The disruptive Jesus often doesn’t get much attention. Think of how much more prominent images like Prince of Peace or Good Shepherd are, or even Jesus’ docile acceptance of the events of the Passion (“like a lamb led forth uncomplaining”). Yet this brief portrayal by Dorothy Sayers is fully in keeping with another side of Jesus’ story that the gospels tell.
One of the reasons the image of the gentle Jesus is so popular is because it better fits with the kind of savior we are often looking for. When dealing with the chaos and suffering so common in daily living, who doesn’t want a shepherd who will lead us into “green pastures” and beside “still waters”? It is no wonder that “peace” is a greeting and prayer in so many of the world’s languages.
And to so many of the people Jesus encounters in the gospels, that is exactly what he does bring. But not to all. Because Jesus also realized that there were many people with too much peace. Peace of a phony kind or peace stolen through abuse of the poor and weak. For them, Jesus has a different message: repent and change your ways.

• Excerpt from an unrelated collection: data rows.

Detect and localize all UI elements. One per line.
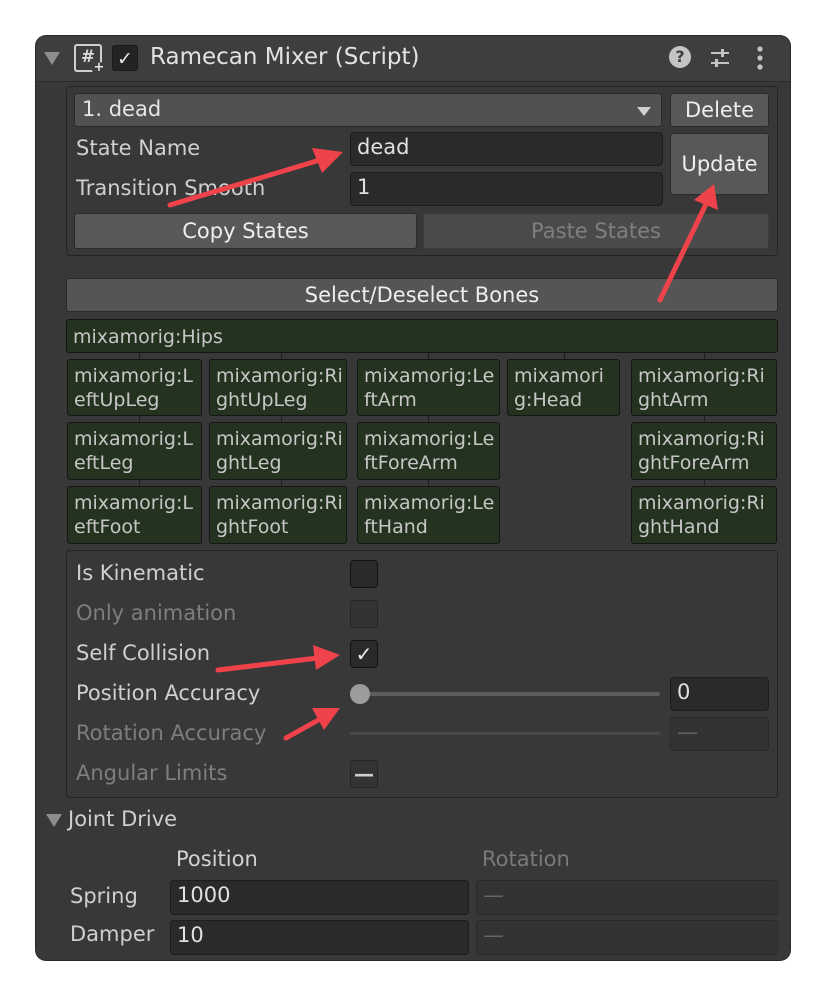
annotation-arrow — [215, 645, 340, 673]
annotation-arrow — [167, 148, 343, 208]
annotation-arrow — [283, 708, 340, 741]
annotation-arrows — [167, 148, 718, 741]
annotation-arrow — [657, 184, 718, 303]
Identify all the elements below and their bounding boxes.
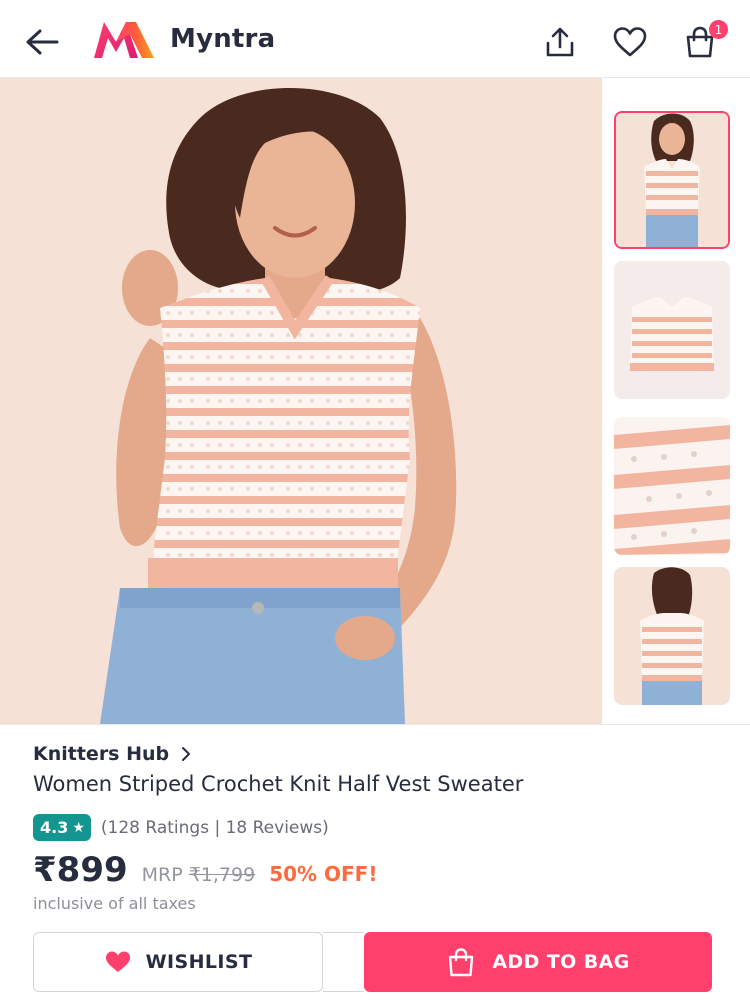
bag-count-badge: 1 bbox=[709, 20, 728, 39]
mrp-label: MRP bbox=[141, 864, 183, 886]
share-button[interactable] bbox=[540, 22, 580, 62]
heart-outline-icon bbox=[613, 27, 647, 57]
add-to-bag-label: ADD TO BAG bbox=[492, 951, 630, 973]
myntra-logo-icon bbox=[94, 22, 154, 58]
gallery-divider bbox=[0, 724, 750, 725]
heart-filled-icon bbox=[105, 951, 130, 972]
model-photo bbox=[0, 78, 602, 724]
top-app-bar: Myntra 1 bbox=[0, 0, 750, 78]
thumbnail-model-front bbox=[616, 113, 728, 247]
thumbnail-1[interactable] bbox=[614, 111, 730, 249]
seller-link[interactable]: Knitters Hub bbox=[33, 743, 191, 765]
star-icon: ★ bbox=[72, 819, 85, 836]
share-upload-icon bbox=[546, 27, 574, 57]
product-gallery bbox=[0, 78, 750, 724]
thumbnail-flatlay bbox=[614, 261, 730, 399]
rating-badge: 4.3 ★ bbox=[33, 814, 91, 841]
ratings-summary: (128 Ratings | 18 Reviews) bbox=[100, 817, 329, 838]
brand-name: Myntra bbox=[170, 24, 276, 54]
rating-row[interactable]: 4.3 ★ (128 Ratings | 18 Reviews) bbox=[33, 814, 329, 841]
thumbnail-strip bbox=[602, 78, 750, 724]
seller-name: Knitters Hub bbox=[33, 743, 170, 765]
chevron-right-icon bbox=[181, 746, 191, 762]
tax-note: inclusive of all taxes bbox=[33, 894, 196, 913]
add-to-bag-button[interactable]: ADD TO BAG bbox=[364, 932, 712, 992]
thumbnail-4[interactable] bbox=[614, 567, 730, 705]
mrp-value: ₹1,799 bbox=[188, 864, 256, 886]
selling-price: ₹899 bbox=[33, 850, 128, 890]
wishlist-header-button[interactable] bbox=[610, 22, 650, 62]
button-separator bbox=[323, 932, 364, 992]
main-product-image[interactable] bbox=[0, 78, 602, 724]
thumbnail-2[interactable] bbox=[614, 261, 730, 399]
shopping-bag-icon bbox=[449, 948, 474, 977]
wishlist-label: WISHLIST bbox=[145, 951, 253, 973]
thumbnail-3[interactable] bbox=[614, 417, 730, 555]
thumbnail-knit-closeup bbox=[614, 417, 730, 555]
thumbnail-model-back bbox=[614, 567, 730, 705]
product-title: Women Striped Crochet Knit Half Vest Swe… bbox=[33, 772, 524, 796]
arrow-left-icon bbox=[26, 29, 59, 55]
back-button[interactable] bbox=[22, 24, 62, 60]
discount-text: 50% OFF! bbox=[269, 862, 378, 886]
price-row: ₹899 MRP ₹1,799 50% OFF! bbox=[33, 850, 377, 890]
wishlist-button[interactable]: WISHLIST bbox=[33, 932, 323, 992]
rating-value: 4.3 bbox=[40, 818, 69, 837]
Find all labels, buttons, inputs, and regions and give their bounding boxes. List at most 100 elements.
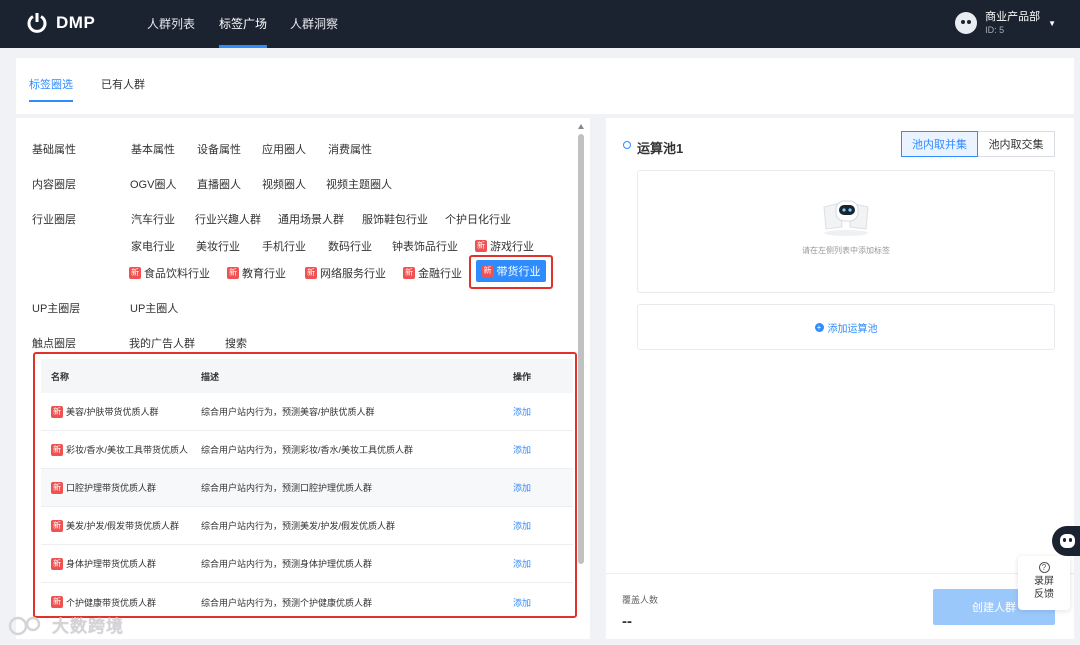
- row-name: 彩妆/香水/美妆工具带货优质人: [66, 445, 189, 455]
- tag-item[interactable]: 钟表饰品行业: [392, 238, 458, 254]
- pool-empty-area: 请在左侧列表中添加标签: [637, 170, 1055, 293]
- vertical-scrollbar[interactable]: [577, 120, 585, 635]
- category-label: 基础属性: [32, 144, 76, 156]
- new-badge: 新: [51, 557, 63, 570]
- new-badge: 新: [51, 596, 63, 608]
- scroll-thumb[interactable]: [578, 134, 584, 564]
- feedback-line1: 录屏: [1034, 576, 1054, 587]
- new-badge: 新: [481, 265, 494, 277]
- add-link[interactable]: 添加: [513, 407, 531, 417]
- tag-item[interactable]: 数码行业: [328, 238, 372, 254]
- tag-item[interactable]: UP主圈人: [130, 300, 178, 316]
- intersect-button[interactable]: 池内取交集: [977, 131, 1055, 157]
- tag-item[interactable]: 手机行业: [262, 238, 306, 254]
- tab-tag-select[interactable]: 标签圈选: [29, 76, 73, 102]
- empty-robot-illustration: [823, 200, 869, 236]
- tag-item-new[interactable]: 新 网络服务行业: [305, 265, 386, 281]
- row-name: 身体护理带货优质人群: [66, 559, 157, 569]
- tag-label: 金融行业: [418, 268, 462, 280]
- screen-record-feedback-button[interactable]: ? 录屏 反馈: [1018, 556, 1070, 610]
- tag-item[interactable]: 视频圈人: [262, 176, 306, 192]
- table-row: 新美容/护肤带货优质人群 综合用户站内行为，预测美容/护肤优质人群 添加: [41, 393, 573, 431]
- nav-crowd-insight[interactable]: 人群洞察: [290, 0, 338, 48]
- tag-label: 带货行业: [496, 266, 541, 278]
- category-label: UP主圈层: [32, 303, 81, 315]
- tag-item[interactable]: 搜索: [225, 335, 247, 351]
- tag-item[interactable]: 基本属性: [131, 141, 175, 157]
- nav-tag-square[interactable]: 标签广场: [219, 0, 268, 48]
- row-desc: 综合用户站内行为，预测美容/护肤优质人群: [201, 407, 375, 417]
- user-name: 商业产品部: [985, 11, 1041, 23]
- plus-circle-icon: +: [814, 322, 824, 332]
- tag-item[interactable]: 行业兴趣人群: [195, 211, 261, 227]
- power-logo-icon: [27, 13, 47, 33]
- table-row: 新彩妆/香水/美妆工具带货优质人 综合用户站内行为，预测彩妆/香水/美妆工具优质…: [41, 431, 573, 469]
- feedback-line2: 反馈: [1034, 589, 1054, 600]
- crowd-table: 名称 描述 操作 新美容/护肤带货优质人群 综合用户站内行为，预测美容/护肤优质…: [41, 359, 573, 621]
- tag-item[interactable]: 通用场景人群: [278, 211, 344, 227]
- tag-item[interactable]: 汽车行业: [131, 211, 175, 227]
- user-id: ID: 5: [985, 25, 1005, 35]
- tag-item[interactable]: 我的广告人群: [129, 335, 195, 351]
- row-name: 口腔护理带货优质人群: [66, 483, 157, 493]
- col-name-header: 名称: [51, 371, 70, 382]
- tabs-bar: 标签圈选 已有人群: [16, 58, 1074, 114]
- assistant-bot-button[interactable]: [1052, 526, 1080, 556]
- union-button[interactable]: 池内取并集: [901, 131, 978, 157]
- new-badge: 新: [51, 405, 63, 418]
- tag-item[interactable]: 视频主题圈人: [326, 176, 392, 192]
- category-label: 内容圈层: [32, 179, 76, 191]
- new-badge: 新: [51, 443, 63, 456]
- watermark-text: 大数跨境: [52, 617, 124, 636]
- tag-item[interactable]: 美妆行业: [196, 238, 240, 254]
- table-row: 新身体护理带货优质人群 综合用户站内行为，预测身体护理优质人群 添加: [41, 545, 573, 583]
- row-desc: 综合用户站内行为，预测身体护理优质人群: [201, 559, 373, 569]
- row-name: 美发/护发/假发带货优质人群: [66, 521, 180, 531]
- tab-existing-crowd[interactable]: 已有人群: [101, 76, 145, 102]
- add-link[interactable]: 添加: [513, 598, 531, 608]
- tag-item-new[interactable]: 新 食品饮料行业: [129, 265, 210, 281]
- table-row: 新美发/护发/假发带货优质人群 综合用户站内行为，预测美发/护发/假发优质人群 …: [41, 507, 573, 545]
- add-link[interactable]: 添加: [513, 483, 531, 493]
- tag-item[interactable]: OGV圈人: [130, 176, 176, 192]
- add-link[interactable]: 添加: [513, 445, 531, 455]
- scroll-up-icon[interactable]: [578, 124, 584, 129]
- tag-item-new[interactable]: 新 金融行业: [403, 265, 462, 281]
- new-badge: 新: [51, 519, 63, 532]
- add-pool-button[interactable]: + 添加运算池: [637, 304, 1055, 350]
- new-badge: 新: [129, 267, 141, 279]
- robot-icon: [1060, 534, 1075, 548]
- row-name: 美容/护肤带货优质人群: [66, 407, 159, 417]
- nav-crowd-list[interactable]: 人群列表: [147, 0, 195, 48]
- tag-item-new[interactable]: 新 教育行业: [227, 265, 286, 281]
- tag-item[interactable]: 家电行业: [131, 238, 175, 254]
- tag-label: 教育行业: [242, 268, 286, 280]
- row-desc: 综合用户站内行为，预测彩妆/香水/美妆工具优质人群: [201, 445, 414, 455]
- add-pool-label: 添加运算池: [827, 323, 878, 335]
- tag-item[interactable]: 服饰鞋包行业: [362, 211, 428, 227]
- tag-item[interactable]: 应用圈人: [262, 141, 306, 157]
- row-name: 个护健康带货优质人群: [66, 597, 157, 608]
- new-badge: 新: [51, 481, 63, 494]
- tag-item[interactable]: 个护日化行业: [445, 211, 511, 227]
- watermark: 大数跨境: [8, 612, 124, 637]
- dmp-logo[interactable]: DMP: [26, 11, 95, 35]
- new-badge: 新: [227, 267, 239, 279]
- tag-item-selected[interactable]: 新 带货行业: [476, 260, 546, 282]
- category-label: 触点圈层: [32, 338, 76, 350]
- user-menu[interactable]: 商业产品部 ID: 5 ▼: [955, 10, 1056, 36]
- tag-item-new[interactable]: 新 游戏行业: [475, 238, 534, 254]
- row-desc: 综合用户站内行为，预测口腔护理优质人群: [201, 483, 373, 493]
- row-desc: 综合用户站内行为，预测美发/护发/假发优质人群: [201, 521, 396, 531]
- user-avatar: [955, 12, 978, 34]
- top-navbar: DMP 人群列表 标签广场 人群洞察 商业产品部 ID: 5 ▼: [0, 0, 1080, 48]
- tag-item[interactable]: 设备属性: [197, 141, 241, 157]
- add-link[interactable]: 添加: [513, 521, 531, 531]
- watermark-logo-icon: [8, 616, 41, 635]
- category-label: 行业圈层: [32, 214, 76, 226]
- tag-label: 游戏行业: [490, 241, 534, 253]
- add-link[interactable]: 添加: [513, 559, 531, 569]
- tag-item[interactable]: 消费属性: [328, 141, 372, 157]
- caret-down-icon: ▼: [1048, 18, 1056, 28]
- tag-item[interactable]: 直播圈人: [197, 176, 241, 192]
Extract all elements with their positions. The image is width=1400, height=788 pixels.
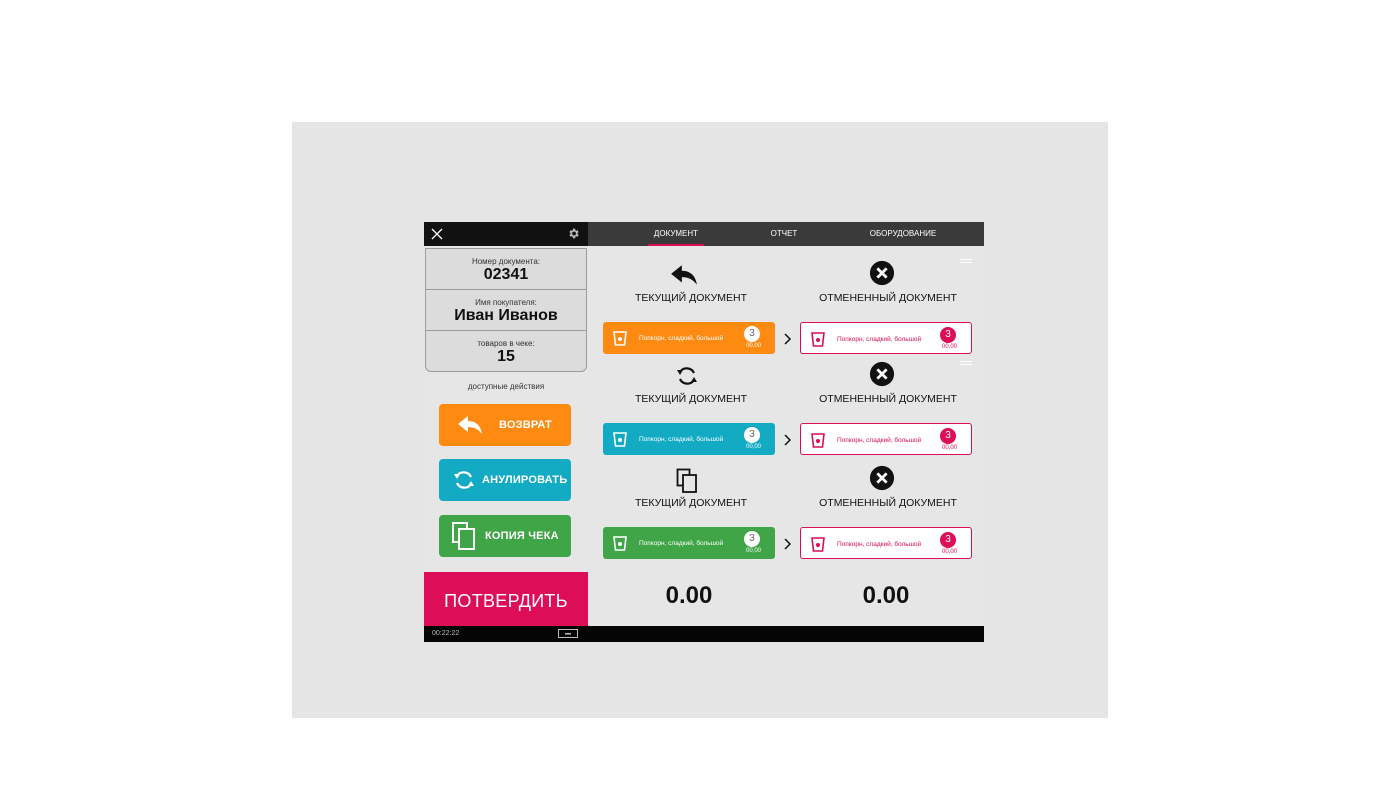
item-quantity: 3 (940, 327, 956, 343)
item-price: 00,00 (941, 445, 957, 451)
cancelled-item[interactable]: Попкорн, сладкий, большой 3 00,00 (800, 322, 972, 354)
doc-number-row: Номер документа: 02341 (426, 249, 586, 289)
current-document-label: ТЕКУЩИЙ ДОКУМЕНТ (634, 292, 748, 304)
scroll-indicator (960, 361, 972, 365)
cancel-x-icon (869, 465, 895, 491)
cancelled-document-label: ОТМЕНЕННЫЙ ДОКУМЕНТ (819, 497, 957, 509)
cup-icon (811, 433, 825, 448)
status-bar: 00:22:22 (424, 626, 984, 642)
doc-number-value: 02341 (483, 266, 529, 283)
annul-label: АНУЛИРОВАТЬ (482, 474, 568, 486)
cup-icon (613, 536, 627, 551)
current-item[interactable]: Попкорн, сладкий, большой 3 00,00 (603, 322, 775, 354)
cancelled-document-label: ОТМЕНЕННЫЙ ДОКУМЕНТ (819, 393, 957, 405)
cancel-x-icon (869, 361, 895, 387)
customer-label: Имя покупателя: (475, 298, 537, 307)
current-total: 0.00 (665, 582, 713, 609)
tab-bar: ДОКУМЕНТ ОТЧЕТ ОБОРУДОВАНИЕ (588, 222, 984, 246)
return-icon (671, 265, 697, 285)
item-name: Попкорн, сладкий, большой (639, 540, 724, 547)
cup-icon (613, 432, 627, 447)
item-name: Попкорн, сладкий, большой (639, 436, 724, 443)
close-icon[interactable] (430, 227, 444, 241)
refresh-icon (677, 367, 697, 385)
refresh-icon (454, 471, 474, 489)
doc-number-label: Номер документа: (471, 257, 541, 266)
item-price: 00,00 (941, 344, 957, 350)
customer-row: Имя покупателя: Иван Иванов (426, 290, 586, 330)
item-price: 00,00 (745, 343, 761, 349)
cup-icon (811, 332, 825, 347)
clock: 00:22:22 (432, 630, 460, 637)
return-button[interactable]: ВОЗВРАТ (439, 404, 571, 446)
confirm-button[interactable]: ПОТВЕРДИТЬ (424, 572, 588, 626)
cancel-x-icon (869, 260, 895, 286)
chevron-right-icon (784, 538, 792, 550)
item-price: 00,00 (941, 549, 957, 555)
item-quantity: 3 (744, 326, 760, 342)
items-count-label: товаров в чеке: (477, 339, 535, 348)
scroll-indicator (960, 259, 972, 263)
items-count-row: товаров в чеке: 15 (426, 331, 586, 371)
tab-report[interactable]: ОТЧЕТ (762, 222, 806, 246)
current-document-label: ТЕКУЩИЙ ДОКУМЕНТ (634, 393, 748, 405)
chevron-right-icon (784, 434, 792, 446)
cancelled-total: 0.00 (862, 582, 910, 609)
item-name: Попкорн, сладкий, большой (837, 437, 922, 444)
return-label: ВОЗВРАТ (499, 419, 552, 431)
current-document-label: ТЕКУЩИЙ ДОКУМЕНТ (634, 497, 748, 509)
item-name: Попкорн, сладкий, большой (837, 336, 922, 343)
item-price: 00,00 (745, 548, 761, 554)
item-quantity: 3 (744, 531, 760, 547)
current-item[interactable]: Попкорн, сладкий, большой 3 00,00 (603, 423, 775, 455)
left-panel: Номер документа: 02341 Имя покупателя: И… (424, 222, 588, 642)
document-info-box: Номер документа: 02341 Имя покупателя: И… (425, 248, 587, 372)
gear-icon[interactable] (567, 227, 580, 240)
item-quantity: 3 (940, 428, 956, 444)
copy-receipt-button[interactable]: КОПИЯ ЧЕКА (439, 515, 571, 557)
confirm-label: ПОТВЕРДИТЬ (444, 591, 568, 611)
left-topbar (424, 222, 588, 246)
item-name: Попкорн, сладкий, большой (639, 335, 724, 342)
items-count-value: 15 (497, 348, 515, 365)
cup-icon (811, 537, 825, 552)
copy-icon (676, 468, 697, 493)
current-item[interactable]: Попкорн, сладкий, большой 3 00,00 (603, 527, 775, 559)
item-quantity: 3 (940, 532, 956, 548)
pos-window: Номер документа: 02341 Имя покупателя: И… (424, 222, 984, 642)
cancelled-document-label: ОТМЕНЕННЫЙ ДОКУМЕНТ (819, 292, 957, 304)
chevron-right-icon (784, 333, 792, 345)
return-icon (458, 416, 482, 434)
copy-receipt-label: КОПИЯ ЧЕКА (485, 530, 559, 542)
cancelled-item[interactable]: Попкорн, сладкий, большой 3 00,00 (800, 423, 972, 455)
available-actions-label: доступные действия (467, 382, 545, 391)
tab-document[interactable]: ДОКУМЕНТ (648, 222, 704, 246)
cup-icon (613, 331, 627, 346)
item-price: 00,00 (745, 444, 761, 450)
copy-icon (452, 522, 475, 550)
annul-button[interactable]: АНУЛИРОВАТЬ (439, 459, 571, 501)
keyboard-icon[interactable] (558, 629, 578, 638)
right-panel: ДОКУМЕНТ ОТЧЕТ ОБОРУДОВАНИЕ ТЕКУЩИЙ ДОКУ… (588, 222, 984, 626)
item-name: Попкорн, сладкий, большой (837, 541, 922, 548)
tab-equipment[interactable]: ОБОРУДОВАНИЕ (858, 222, 948, 246)
cancelled-item[interactable]: Попкорн, сладкий, большой 3 00,00 (800, 527, 972, 559)
customer-name: Иван Иванов (454, 307, 558, 324)
item-quantity: 3 (744, 427, 760, 443)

Jesus also recognized that false peace was often rooted in the corruption and injustice of society. While individuals were ultimately responsible, their ability to prosper at the expense of others was often supported by unjust systems and institutions. The Sayers’ quote shows Jesus was just as willing to take them on as he was individual persons. And as she says in conclusion, it was taking on “the established order of things” that cost him his life.
In a remarkable passage in Luke, Jesus says, “Do you think that I have come to bring peace to the earth? No, I tell you, but rather division!” And in Matthew’s version, Jesus is bringing not division but “a sword.” It seems then that Jesus knew full well what he was doing—and what the consequences would be.
It is always tempting, of course, to divide the world into good guys and bad guys, and be confident which side we are on. Yet throughout its story the Bible makes clear that such a division is more often within us than between us. In the Old Testament, God is harshest on his own people. And peace and tranquility alluded Jesus’ disciples both while they were with him and after.
An anonymous saying (I heard it first from Ann Landers) sums this up well. “The goal of religion is to comfort the afflicted, and to afflict the comfortable.” Jesus seemed to accept such a philosophy and to realize that any of us, at different times and under different circumstances, may be in need, for the sake of our souls, for either strategy.
Blessings in your life and ministry.